A smile creased her face, but she immediately repressed it.

“What a surprise for Luis,” she said.

“Do you think your husband would have reacted violently?”

“It's hard to say. He had a fear of ridicule. He wouldn't have wanted to make a scene.”

“But if they were alone in a motel room? Just the two of them?”

“Provided the transvestite was considerably smaller and weaker, Luis would have beaten the crap out of him. The operative words, Chief Inspector, are smaller and weaker. My late husband was a coward.”

“There is another possibility,” Silva said. “If you'll bear with me for a moment, I'd like to tell you about it.”

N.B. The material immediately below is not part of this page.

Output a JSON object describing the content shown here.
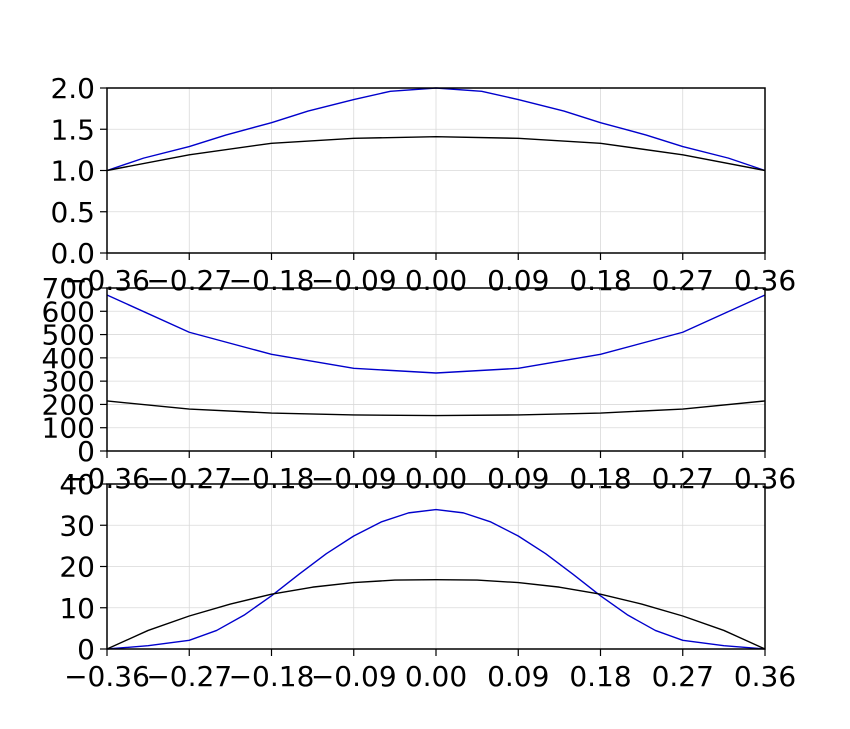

“By all means. Please, go ahead.”

“Over the last several weeks, there have been other murders, all committed in essentially the same way. The victims were first shot and then beaten to death. The same weapons, as far as we can determine, were used in all cases. Yesterday, I called your husband. I told him about the other killings, and I warned him that he might be in danger.”

“He had a gun. He always carried it. One time he got robbed on the street—”

“He told me about that. The gun was in his attaché case. The case was in his car when the attack took place. He couldn't get at it.”

“What brought you to Luis? What did he have in common with the other victims?”

Perceptive woman
, Silva thought.

“Most,” he said, “were fellow passengers on a flight from Miami to São Paulo. One was a stewardess on that same flight. The flight arrived here early on the morning of the twenty-third of November. Does that date ring any bells?”

She shook her head. “Luis was always going back and forth between here and Miami. He had some clients there, probably a girlfriend or two as well.”

“Let me try some names on you.”

“The other victims?”

“Yes. Bruna Nascimento?”

“She was the flight attendant?”

“Yes.”

“No. I've never heard her name.”

“Paulo Cruz?”


Professor
Cruz? The one who wrote those pseudo-studies on sexuality?”

“Yes.”

“I read about his murder, which is more than I can say for the trash he wrote. But, no, I didn't know him, and I know nothing else about him.”

“Victor Neves?”

“No.”

“Jonas Palhares?”

“No.”

“Juan Rivas?”

“I've heard of a Jorge Rivas.”

“Juan's father. He's the former ambassador to Brazil from Venezuela, currently his country's foreign minister.”

“He must have his hands full, what with that idiot running his country. No, I never heard of his son.”

“Dennis Clancy?”

“No.”

“Darcy Motta?”

“Yes.”

“Excuse me?”

“I said yes. Luis mentioned a man by the name of Darcy Motta.”

“When and in what context?”

“He got home from the airport two or three flights ago, maybe on the twenty-third of November, but I'm not sure. He came into the house very pleased with himself, saying he'd closed a deal with a patsy on the plane. That's the term he used, a patsy.”

“But you're sure this patsy was a man.”

“Yes, because later in the conversation, he used that name.”

“Darcy Motta?”

“Yes. He said the deal didn't amount to much, but it more than paid for his ticket.”

“And?”

“And that was it. I knew he wanted me to ask him more, to give him a chance to show how smart he was, but I wouldn't give him the satisfaction. I told him I was on my way to play tennis, which I wasn't, and I left.”

“Did he describe this Motta fellow?”

“No.”

“Ever return to the subject?”

“No. May I ask another question?”

“Ask away.”

“You said Luis was beaten.”

“Very badly.”

“I'll have to arrange the funeral. Open casket?”

“Under no circumstances,” Silva said.